Automation is a topic that gets discussed a lot too when testers are growing into their roles. I remember I automated my first set of test cases when I became a senior tester as well. As a tester, it’s not a “must” to know how to automate tests but it can be useful to have at least some degree of knowledge on the topic. Understanding the basic parameters of automation, how it can work for a project, and the ins and outs will help you grow.
You can also start exploring available tools on the market, to see how some differ from others. Additionally, you can work with other testers to see what test cases should/could/must be automated. Collaborate with developers too, since many of them will have had experience with test automation tools.
As a senior tester, you can start seeing areas in which you would need extra training. Ask your manager for a training path to help you grow further whether that’s through certifications, conferences, or enrolling in courses with a proof of concept (POC) as the outcome. Bolster your abilities by cultivating interpersonal and technical skills alike.

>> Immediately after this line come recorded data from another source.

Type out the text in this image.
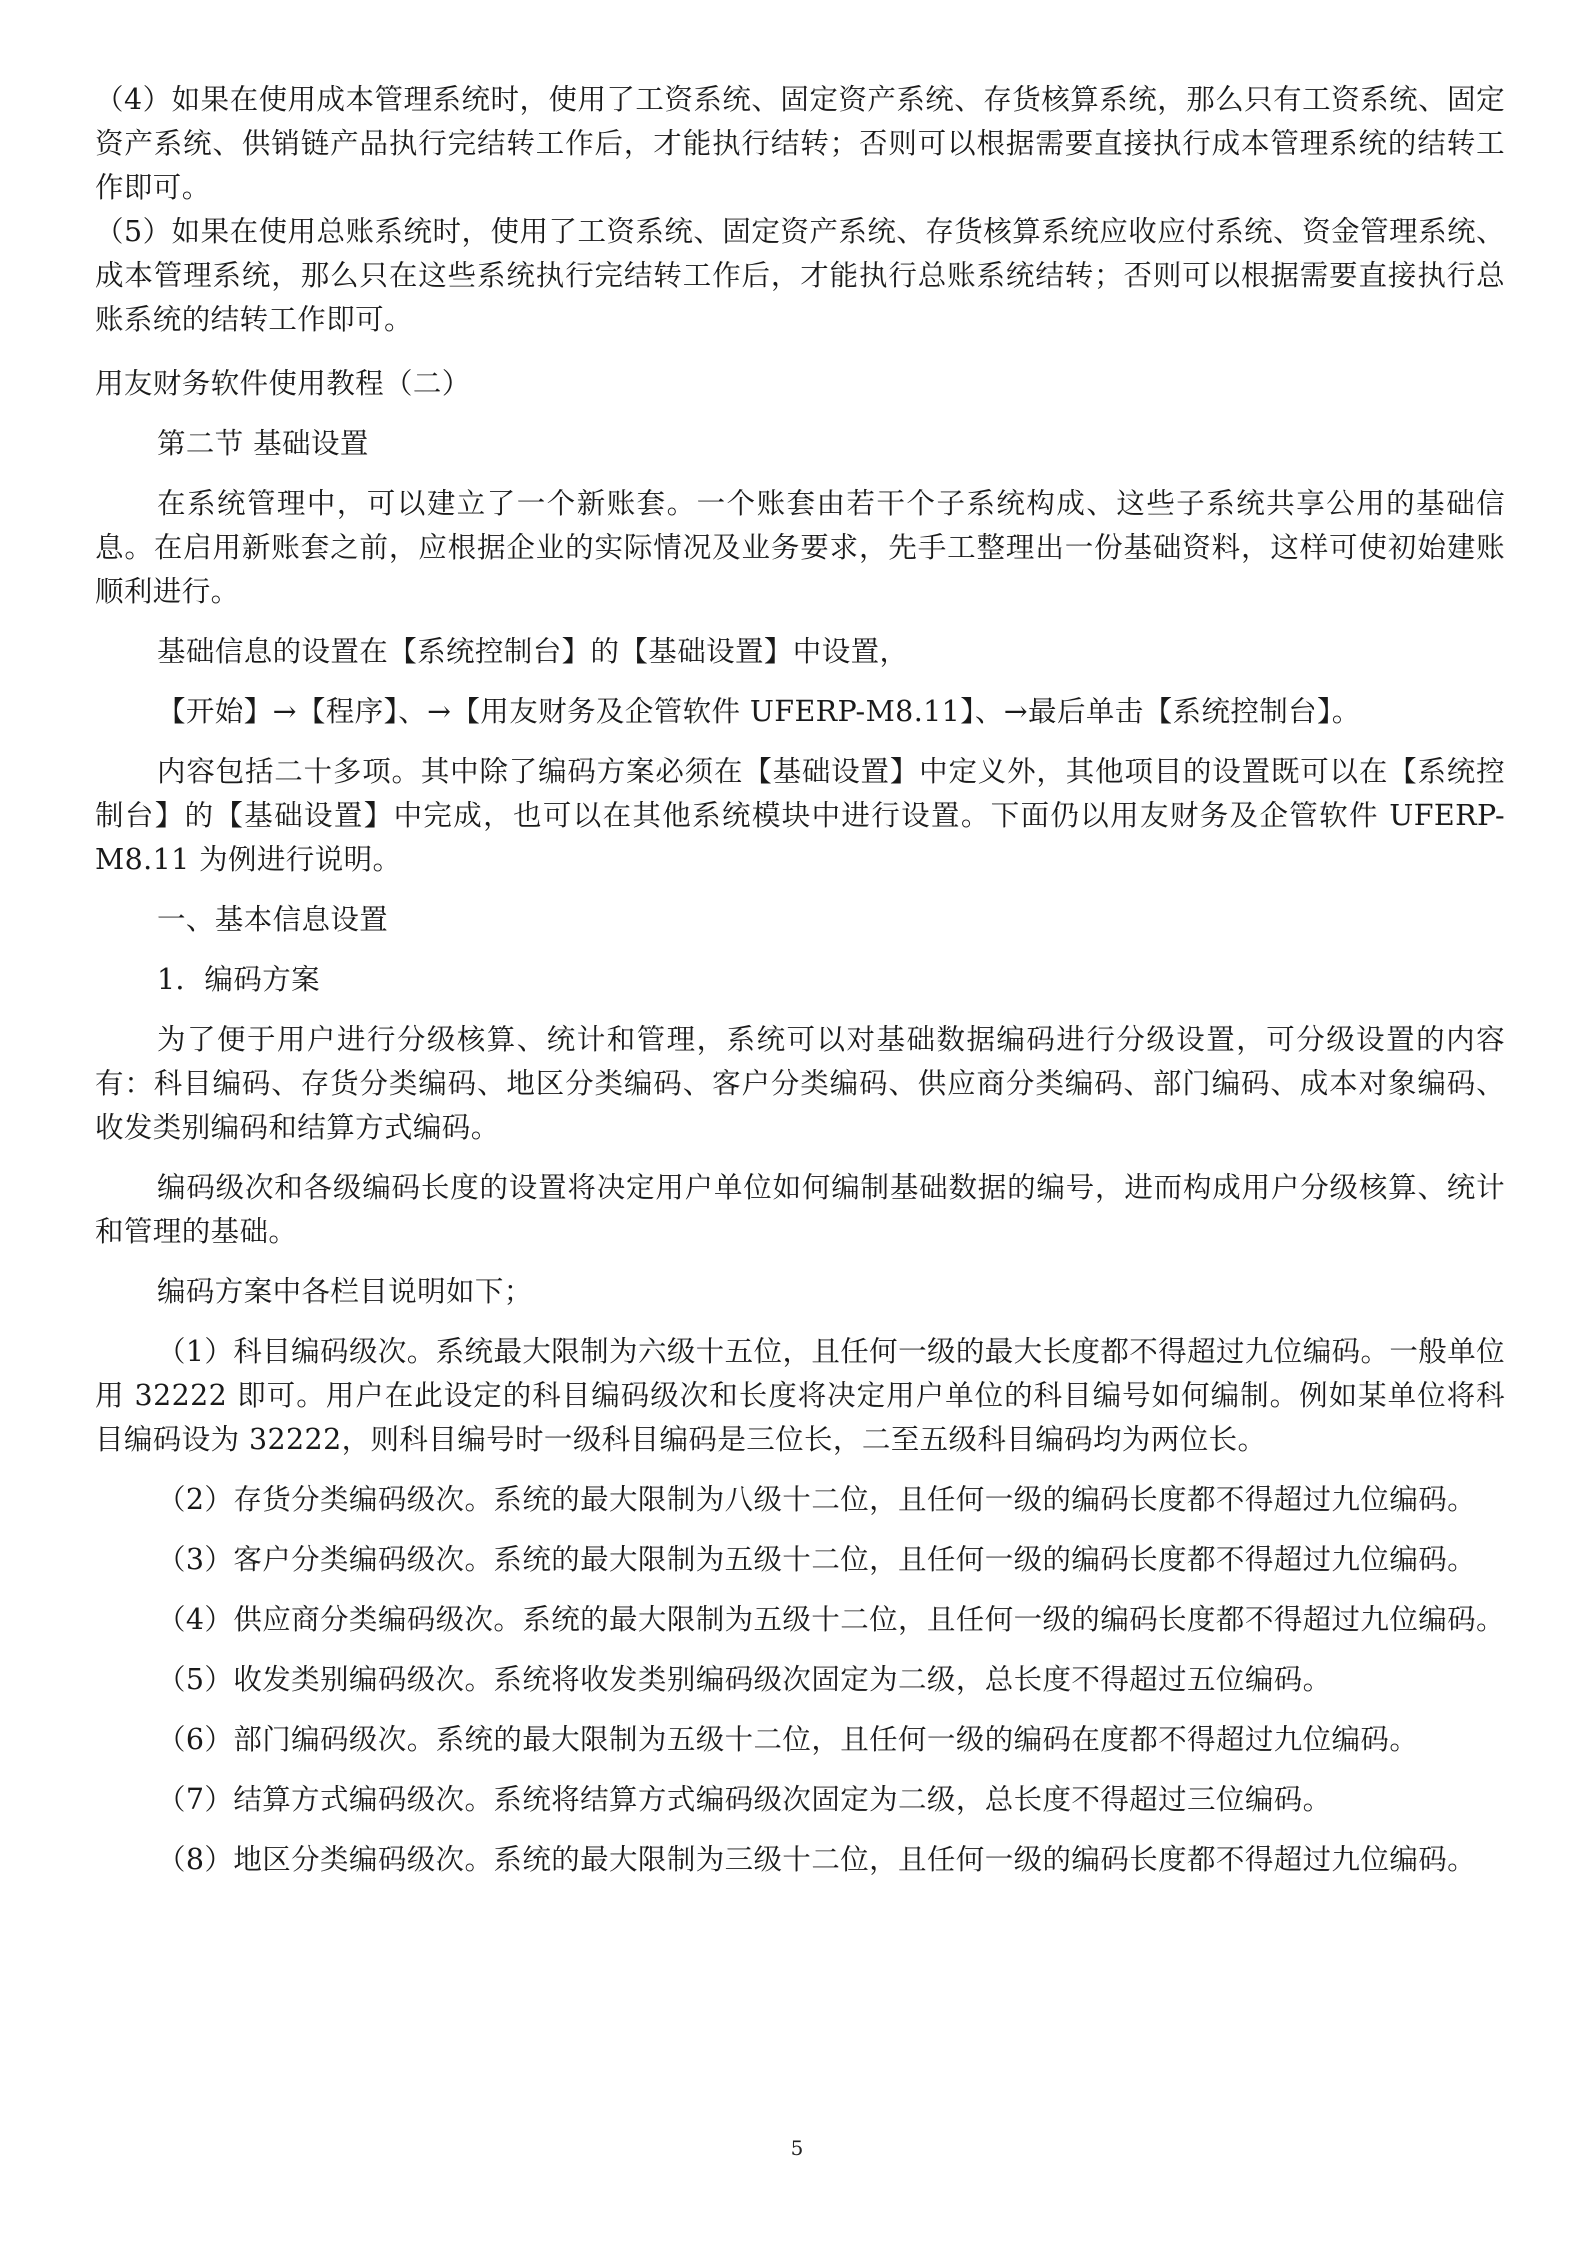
（4）如果在使用成本管理系统时，使用了工资系统、固定资产系统、存货核算系统，那么只有工资系统、固定资产系统、供销链产品执行完结转工作后，才能执行结转；否则可以根据需要直接执行成本管理系统的结转工作即可。

（5）如果在使用总账系统时，使用了工资系统、固定资产系统、存货核算系统应收应付系统、资金管理系统、成本管理系统，那么只在这些系统执行完结转工作后，才能执行总账系统结转；否则可以根据需要直接执行总账系统的结转工作即可。

用友财务软件使用教程（二）

第二节 基础设置

在系统管理中，可以建立了一个新账套。一个账套由若干个子系统构成、这些子系统共享公用的基础信息。在启用新账套之前，应根据企业的实际情况及业务要求，先手工整理出一份基础资料，这样可使初始建账顺利进行。

基础信息的设置在【系统控制台】的【基础设置】中设置，

【开始】→【程序】、→【用友财务及企管软件 UFERP-M8.11】、→最后单击【系统控制台】。

内容包括二十多项。其中除了编码方案必须在【基础设置】中定义外，其他项目的设置既可以在【系统控制台】的【基础设置】中完成，也可以在其他系统模块中进行设置。下面仍以用友财务及企管软件 UFERP-M8.11 为例进行说明。

一、基本信息设置

1．编码方案

为了便于用户进行分级核算、统计和管理，系统可以对基础数据编码进行分级设置，可分级设置的内容有：科目编码、存货分类编码、地区分类编码、客户分类编码、供应商分类编码、部门编码、成本对象编码、收发类别编码和结算方式编码。

编码级次和各级编码长度的设置将决定用户单位如何编制基础数据的编号，进而构成用户分级核算、统计和管理的基础。

编码方案中各栏目说明如下；

（1）科目编码级次。系统最大限制为六级十五位，且任何一级的最大长度都不得超过九位编码。一般单位用 32222 即可。用户在此设定的科目编码级次和长度将决定用户单位的科目编号如何编制。例如某单位将科目编码设为 32222，则科目编号时一级科目编码是三位长，二至五级科目编码均为两位长。

（2）存货分类编码级次。系统的最大限制为八级十二位，且任何一级的编码长度都不得超过九位编码。

（3）客户分类编码级次。系统的最大限制为五级十二位，且任何一级的编码长度都不得超过九位编码。

（4）供应商分类编码级次。系统的最大限制为五级十二位，且任何一级的编码长度都不得超过九位编码。

（5）收发类别编码级次。系统将收发类别编码级次固定为二级，总长度不得超过五位编码。

（6）部门编码级次。系统的最大限制为五级十二位，且任何一级的编码在度都不得超过九位编码。

（7）结算方式编码级次。系统将结算方式编码级次固定为二级，总长度不得超过三位编码。

（8）地区分类编码级次。系统的最大限制为三级十二位，且任何一级的编码长度都不得超过九位编码。

5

You either have the option now (after being a senior tester or during) to become a lead tester or an automation tester. If you are feeling technical, and would like to excel in this area, you can pursue a software development engineer in test (SDET) or automation testing role. It does take around five years to be skilled and trained prior to becoming an automation tester, though expect to be always learning as the field evolves over time.
An automation tester’s role consists of various things from designing and writing automation scripts, to understanding and creating test frameworks. Test automation is all about best practices and seeing if the developers in the team can provide the right support. Bear the cost benefits in mind when automating features too. However, if it’s not as valuable when it comes to understanding if a test scenario is worth automating, I would say park that feature and focus on manually testing it instead. You can learn from your experience and go by the feature’s criticality, legality, reusability, and return on investment (ROI).
At this stage, expect to start investigating problems in the software as a result of your testing and automation exercises. Furthermore, you will want to make an automation suite that is refactored and not using unnecessary code.
Your interpersonal skills will keep growing and so will your technical skills. You will need attention to detail and an analytical mindset to be in this role. You can challenge teams just as well! Remember to work with your team and demo all the automation work and pipelines you are creating. If you see interest from other testers or developers, welcome their ideas and way of improving the test suite too.
Being a software tester has great opportunities. You get to learn about various domain details of a system as well as plan how to test what can be tested.
The direction of your career is entirely dependent on your personal interests. A technical role may be that which suits you best, or perhaps something more business-related (maybe even a mix of both).
Remember that every tester does not have to follow the process highlighted above. Some firms have a flat hierarchy and some have a more traditional one. Therefore, your path can be as you see apt. It is all about the journey you decide to embark on, but remember to upskill and share your knowledge as you go.